Tears were welling in my eyes at a meeting I attended this morning as the speaker, standing just a few feet in front of me, was talking about how it’s okay to give yourself a break. She was looking right at me and I had to tap down the urge to weep openly. She said, “It’s okay to say, you know, I’m just not going to deal with this right now.” And, she continued, “it’s okay to not feel guilty for taking a break.” This isn’t about taking a break from running, although, there are some parallels. It’s okay if you don’t run for a few weeks or workout, and when that happens-don’t beat yourself up about it.
Transition to Adult
My oldest son is turning 18 in another month and a half. He will be an adult. Ordinarily that isn’t such a big deal, but it is for us. My son has Asperger’s Syndrome. Asperger’s falls on the Autism Spectrum Disorder (ASD) scale. My son’s disabilities are somewhat ‘mild’–that means he is high functioning. Until he turns 18, I am his guardian, and I am in charge of what happens in his life. Soon, I will loose that authority and that is super scary! He doesn’t have a job–yet. I’m trying to get him to get his driver’s license, but he has zero interest in driving. I even have a car for him! He asked me the other day if I would buy him something he needed. I said, “Dude! If you had your license you could just go get it yourself! You don’t need me to take you! You are almost an adult!”
Having a break from running has made me re-focus on my son and his needs. This Transition to Adult meeting happened at just the right time. If I were running, I wouldn’t have attended it as it would have clashed with my morning run time. (Everything happens for a reason.) I think I was on an extended break because everything with him was flowing rather nicely. As a parent it is hard to not feel guilty for taking a break. I constantly don’t think I do enough for him. Over the last 15 years, our family has endured all sorts of therapies, testing, programs, medication, behaviorists, tutors, resource specialists, homeopathic methods, etc. IT IS EXHAUSTING! I have certainly put in my time (which is why I sometimes want to break down and cry), and of course will continue to support my son for as long as needed. Medication had a huge positive impact after two years of absolute torture at the beginning of high school in getting his work completed. He was failing classes. Now he’s not thanks to the meds, something we resisted for years. This had given us a bit of a reprieve. The homework battles had subsided. I have stepped way back (taken a long break) to allow him to be a teenager and hopefully succeed the last two years of High School on his own. So far so good. We are still on track for graduation, although any thoughts of heading off to a four year university were dashed during those first two disastrous years of high school. The junior college will be seeing him for a spell, and frankly, he isn’t ready to be out on his own. There he will find some resources for getting placed in an appropriate job. Social situation are scary for him, so this will be a challenge.
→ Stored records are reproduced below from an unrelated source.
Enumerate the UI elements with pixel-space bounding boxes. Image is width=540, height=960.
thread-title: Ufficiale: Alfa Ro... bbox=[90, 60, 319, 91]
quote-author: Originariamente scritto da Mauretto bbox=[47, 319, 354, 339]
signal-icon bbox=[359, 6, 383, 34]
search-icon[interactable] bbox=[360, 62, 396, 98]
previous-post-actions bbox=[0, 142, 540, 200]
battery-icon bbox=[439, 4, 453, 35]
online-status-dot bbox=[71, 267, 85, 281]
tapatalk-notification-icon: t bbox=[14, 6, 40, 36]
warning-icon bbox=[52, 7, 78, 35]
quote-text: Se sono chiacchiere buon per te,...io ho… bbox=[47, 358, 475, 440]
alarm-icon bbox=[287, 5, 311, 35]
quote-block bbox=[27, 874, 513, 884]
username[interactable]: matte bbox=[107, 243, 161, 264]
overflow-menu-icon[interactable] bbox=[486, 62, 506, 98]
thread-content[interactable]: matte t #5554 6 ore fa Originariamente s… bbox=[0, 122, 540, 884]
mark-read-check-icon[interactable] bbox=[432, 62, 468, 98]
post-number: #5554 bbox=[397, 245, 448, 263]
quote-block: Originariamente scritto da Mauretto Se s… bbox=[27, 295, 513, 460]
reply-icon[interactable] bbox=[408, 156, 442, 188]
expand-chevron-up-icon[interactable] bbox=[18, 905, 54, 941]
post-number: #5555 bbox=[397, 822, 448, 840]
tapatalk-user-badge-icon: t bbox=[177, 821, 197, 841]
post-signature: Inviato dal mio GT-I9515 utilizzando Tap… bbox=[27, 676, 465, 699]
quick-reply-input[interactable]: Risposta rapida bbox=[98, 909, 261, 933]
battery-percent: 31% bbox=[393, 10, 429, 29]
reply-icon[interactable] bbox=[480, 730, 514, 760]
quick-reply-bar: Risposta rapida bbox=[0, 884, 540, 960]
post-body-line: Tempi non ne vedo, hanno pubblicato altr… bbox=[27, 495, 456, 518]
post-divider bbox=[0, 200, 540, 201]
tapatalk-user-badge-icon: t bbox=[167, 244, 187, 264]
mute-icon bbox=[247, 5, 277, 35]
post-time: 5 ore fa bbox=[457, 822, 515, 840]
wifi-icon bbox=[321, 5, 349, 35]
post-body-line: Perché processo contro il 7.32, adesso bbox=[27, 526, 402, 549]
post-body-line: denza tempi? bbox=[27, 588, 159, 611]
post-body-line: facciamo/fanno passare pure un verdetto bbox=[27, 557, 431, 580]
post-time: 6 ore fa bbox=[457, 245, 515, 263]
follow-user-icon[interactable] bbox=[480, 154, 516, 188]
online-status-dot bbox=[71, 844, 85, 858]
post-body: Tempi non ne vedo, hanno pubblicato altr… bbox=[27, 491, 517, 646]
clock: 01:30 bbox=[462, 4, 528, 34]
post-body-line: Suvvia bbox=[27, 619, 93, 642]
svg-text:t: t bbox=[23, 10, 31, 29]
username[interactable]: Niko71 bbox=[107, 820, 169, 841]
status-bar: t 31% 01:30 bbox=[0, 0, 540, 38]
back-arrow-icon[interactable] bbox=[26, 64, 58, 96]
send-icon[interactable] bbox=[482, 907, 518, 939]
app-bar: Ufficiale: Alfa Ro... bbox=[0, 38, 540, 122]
It’s time to get back into the full swing of preparing my son for an “interdependent” (as they called it) life. My greatest hope is that he will be able to function as a successful independent adult. My greatest fear is that he just won’t be able to handle it all on his own -becoming interdependent- on me. It’s time for me to start pushing my baby bird off the ledge. He needs to learn how to fly, by himself, become independent if possible. These last couple of years I have been too easy going with him. The fight to make him do something has worn me down after so many bouts. But now I need to get back in the ring, just like I will get back to running shortly-full throttle. (As a side note: my calf is feeling much better today and I hope to be running again in another week!) The speaker also discussed the importance of taking care of ourselves. Because if we don’t do that, we are not good for anyone else! That is my new year’s resolution: Take care of me. The rest will then fall into place.
That is why I run!
Luckily, there are a number of resources available to young adults like my son. Today I found out what some of them are and will start to implement them pronto. I am so glad I went to this meeting!
Lastly, at the close of the meeting there is always that uncomfortable moment where they ask you to make a donation. In years past, I would have just ignored it. Instead, I reminded myself of the promise I made the other day on here, to help others/donate when I can, pulled out my checkbook and donated to the non-profit organization Matrix, which helps numerous families faced with all different types of special needs. We are lucky to have these free resources so close to home.
Making that donation made me smile today, and thus, a great day ensued despite the raining overcast weather.